Question

A body situated on earth’s surface at its equator becomes weightless when the rotational kinetic energy of the earth reaches a critical value which is given by \( \left( M \text{ and } R \text{ be the mass and radius of earth respectively} \right) \)

• A. \( \frac{MgR}{4} \)
• B. \( \frac{MgR}{5} \)
• C. \( \frac{MgR}{2} \)
• D. \( \frac{MgR}{3} \)

Hint:

In problems involving rotational motion and weightlessness, equate the centrifugal force with gravitational force to find the critical value of the energy.

Answer 1

The Correct Option is B

Step 1: Understanding the concept.
The body becomes weightless when the gravitational force is completely balanced by the centrifugal force due to the rotation of the Earth.

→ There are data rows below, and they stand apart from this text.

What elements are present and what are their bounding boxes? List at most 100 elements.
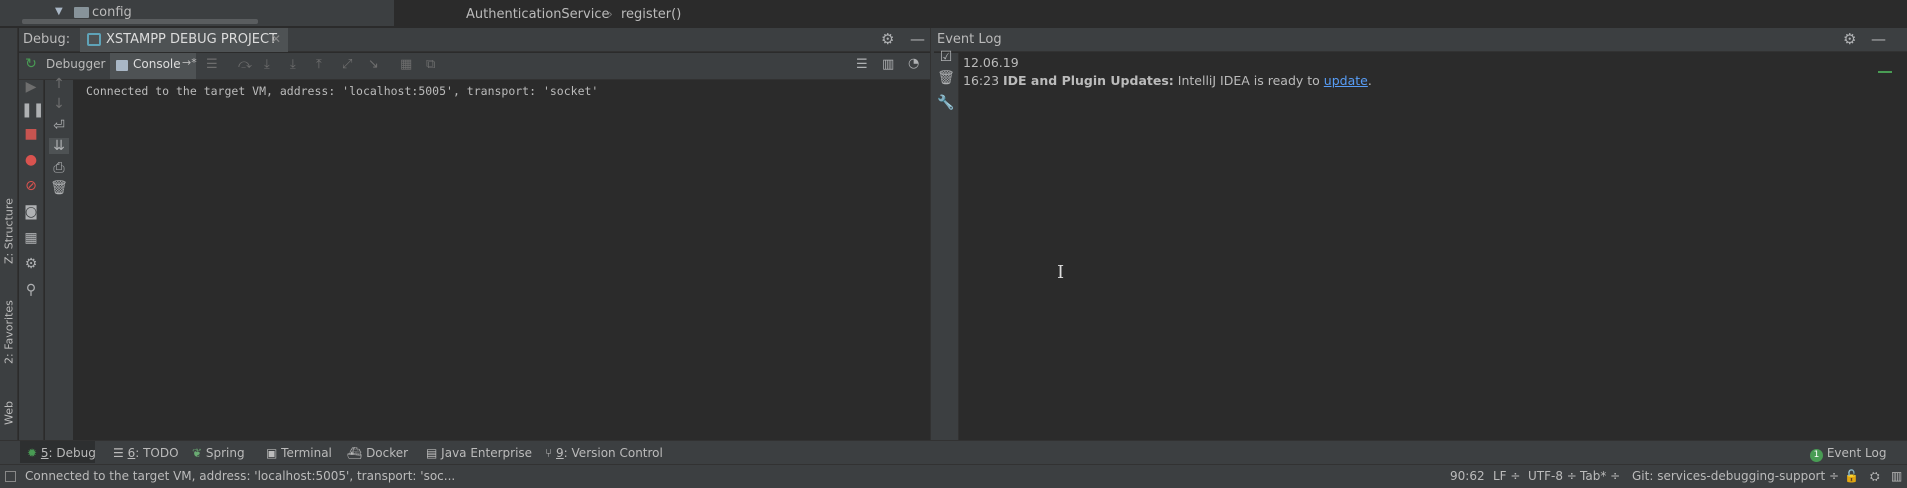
event-log-title: Event Log bbox=[937, 32, 1002, 47]
event-log-header bbox=[934, 28, 1907, 52]
structure-label: Z: Structure bbox=[2, 198, 16, 264]
event-log-badge: 1 bbox=[1810, 449, 1823, 462]
project-tree-scrollbar[interactable] bbox=[22, 19, 258, 24]
breadcrumb-method[interactable]: register() bbox=[621, 7, 681, 22]
gear-icon[interactable]: ⚙ bbox=[881, 30, 894, 48]
mute-breakpoints-icon[interactable]: ⊘ bbox=[21, 178, 41, 194]
expand-arrow-icon[interactable]: ▼ bbox=[55, 6, 63, 17]
debug-actions-toolbar: ↻ ▶ ❚❚ ■ ● ⊘ ◙ ▦ ⚙ ⚲ bbox=[19, 56, 44, 440]
restore-layout-icon[interactable]: →* bbox=[182, 56, 197, 69]
soft-wrap-icon[interactable]: ⏎ bbox=[49, 118, 69, 134]
console-output[interactable] bbox=[75, 80, 930, 440]
web-label: Web bbox=[2, 401, 16, 425]
rerun-icon[interactable]: ↻ bbox=[21, 56, 41, 72]
tool-tab-todo[interactable]: ☰ 6: TODO bbox=[113, 446, 179, 460]
threads-list-icon[interactable]: ☰ bbox=[856, 57, 868, 72]
console-actions-toolbar: ↑ ↓ ⏎ ⇊ ⎙ 🗑 bbox=[45, 76, 74, 440]
tool-tab-event-log[interactable]: 1 Event Log bbox=[1810, 446, 1886, 462]
resume-icon[interactable]: ▶ bbox=[21, 79, 41, 95]
pin-icon[interactable]: ⚲ bbox=[21, 282, 41, 298]
structure-tool-button[interactable]: Z: Structure bbox=[0, 186, 18, 276]
settings-icon[interactable]: ⚙ bbox=[21, 256, 41, 272]
up-arrow-icon[interactable]: ↑ bbox=[49, 76, 69, 92]
breadcrumb-class[interactable]: AuthenticationService bbox=[466, 7, 609, 22]
tab-debugger[interactable]: Debugger bbox=[46, 57, 105, 71]
minimize-icon[interactable]: — bbox=[1871, 30, 1886, 48]
tool-tab-debug[interactable]: ✹ 5: Debug bbox=[27, 446, 96, 460]
down-arrow-icon[interactable]: ↓ bbox=[49, 96, 69, 112]
pause-icon[interactable]: ❚❚ bbox=[21, 102, 44, 118]
frames-list-icon[interactable]: ☰ bbox=[206, 57, 218, 72]
status-indicator bbox=[1878, 71, 1892, 73]
folder-icon bbox=[74, 7, 89, 18]
status-message: Connected to the target VM, address: 'lo… bbox=[25, 469, 456, 483]
lock-icon[interactable]: 🔓 bbox=[1844, 469, 1859, 483]
tool-tab-terminal[interactable]: ▣ Terminal bbox=[266, 446, 332, 460]
event-log-content[interactable] bbox=[960, 53, 1907, 440]
debug-tool-icon: ✹ bbox=[27, 446, 38, 460]
indent-setting[interactable]: Tab* ÷ bbox=[1580, 469, 1620, 483]
git-branch[interactable]: Git: services-debugging-support ÷ bbox=[1632, 469, 1839, 483]
step-into-icon[interactable]: ⤓ bbox=[264, 57, 270, 72]
layout-icon[interactable]: ▥ bbox=[882, 57, 894, 72]
trash-icon[interactable]: 🗑 bbox=[936, 70, 956, 86]
mark-all-read-icon[interactable]: ☑ bbox=[936, 49, 956, 65]
event-time: 16:23 bbox=[963, 73, 1000, 88]
wrench-icon[interactable]: 🔧 bbox=[936, 95, 956, 111]
print-icon[interactable]: ⎙ bbox=[49, 160, 69, 176]
terminal-icon: ▣ bbox=[266, 446, 278, 460]
console-line: Connected to the target VM, address: 'lo… bbox=[86, 84, 599, 98]
update-link[interactable]: update bbox=[1324, 73, 1368, 88]
drop-frame-icon[interactable]: ⤢ bbox=[342, 57, 352, 72]
step-out-icon[interactable]: ⤒ bbox=[316, 57, 322, 72]
stop-icon[interactable]: ■ bbox=[21, 126, 41, 142]
tool-tab-java-enterprise[interactable]: ▤ Java Enterprise bbox=[426, 446, 532, 460]
event-date: 12.06.19 bbox=[963, 55, 1019, 70]
evaluate-expression-icon[interactable]: ▦ bbox=[400, 57, 412, 72]
caret-position[interactable]: 90:62 bbox=[1450, 469, 1485, 483]
force-step-into-icon[interactable]: ⤓ bbox=[290, 57, 296, 72]
line-separator[interactable]: LF ÷ bbox=[1493, 469, 1520, 483]
gear-icon[interactable]: ⚙ bbox=[1843, 30, 1856, 48]
hector-icon[interactable]: ⛭ bbox=[1870, 469, 1880, 484]
tool-tab-docker[interactable]: ⛴ Docker bbox=[347, 446, 408, 460]
text-cursor-icon: I bbox=[1057, 262, 1065, 283]
todo-icon: ☰ bbox=[113, 446, 124, 460]
web-tool-button[interactable]: Web bbox=[0, 390, 18, 436]
java-enterprise-icon: ▤ bbox=[426, 446, 438, 460]
docker-icon: ⛴ bbox=[347, 446, 363, 460]
file-encoding[interactable]: UTF-8 ÷ bbox=[1528, 469, 1577, 483]
memory-gauge-icon[interactable]: ◔ bbox=[908, 56, 919, 71]
event-suffix: . bbox=[1367, 73, 1372, 88]
event-heading: IDE and Plugin Updates: bbox=[1003, 73, 1174, 88]
console-icon bbox=[116, 60, 128, 71]
debug-session-icon bbox=[87, 33, 101, 46]
close-icon[interactable]: ✕ bbox=[271, 32, 281, 46]
spring-icon: ❦ bbox=[192, 446, 203, 460]
step-over-icon[interactable]: ⤼ bbox=[238, 57, 252, 72]
trace-icon[interactable]: ⧉ bbox=[426, 57, 435, 72]
tool-tab-spring[interactable]: ❦ Spring bbox=[192, 446, 245, 460]
memory-indicator-icon[interactable]: ▥ bbox=[1891, 469, 1902, 483]
run-to-cursor-icon[interactable]: ↘ bbox=[368, 57, 379, 72]
tab-console-label: Console bbox=[133, 57, 181, 71]
favorites-tool-button[interactable]: 2: Favorites bbox=[0, 290, 18, 374]
favorites-label: 2: Favorites bbox=[2, 300, 16, 364]
minimize-icon[interactable]: — bbox=[910, 30, 925, 48]
layout-settings-icon[interactable]: ▦ bbox=[21, 230, 41, 246]
tool-tab-version-control[interactable]: ⑂ 9: Version Control bbox=[545, 446, 663, 460]
trash-icon[interactable]: 🗑 bbox=[49, 180, 69, 196]
vcs-icon: ⑂ bbox=[545, 446, 553, 460]
view-breakpoints-icon[interactable]: ● bbox=[21, 152, 41, 168]
event-message: IntelliJ IDEA is ready to bbox=[1177, 73, 1320, 88]
camera-icon[interactable]: ◙ bbox=[21, 204, 41, 220]
left-tool-stripe: Z: Structure 2: Favorites Web bbox=[0, 28, 18, 440]
event-log-toolbar: ☑ 🗑 🔧 bbox=[934, 49, 959, 440]
toggle-tool-windows-icon[interactable] bbox=[5, 471, 16, 482]
event-entry: 16:23 IDE and Plugin Updates: IntelliJ I… bbox=[963, 73, 1372, 88]
tree-node-config[interactable]: config bbox=[92, 5, 132, 20]
debug-panel-title: Debug: bbox=[23, 32, 71, 47]
debug-session-label: XSTAMPP DEBUG PROJECT bbox=[106, 32, 278, 47]
scroll-to-end-icon[interactable]: ⇊ bbox=[49, 138, 69, 154]
breadcrumb-separator: › bbox=[608, 7, 613, 21]
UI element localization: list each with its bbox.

The centrifugal force is given by: \[ F_{\text{centrifugal}} = M \omega^2 R \] where \( \omega \) is the angular velocity of Earth. The condition for weightlessness is when the centrifugal force equals the gravitational force: \[ M g = M \omega^2 R \] Step 2: Calculating the angular velocity.
The rotational kinetic energy of the Earth is: \[ KE = \frac{1}{2} I \omega^2 \] where \( I = \frac{2}{5} M R^2 \) is the moment of inertia of the Earth. Setting this equal to the required condition, we solve for \( \omega^2 \), and find that the critical value of the rotational kinetic energy is \( \frac{MgR}{5} \).
Step 3: Conclusion.
Thus, the critical rotational kinetic energy is \( \frac{MgR}{5} \), corresponding to option (B).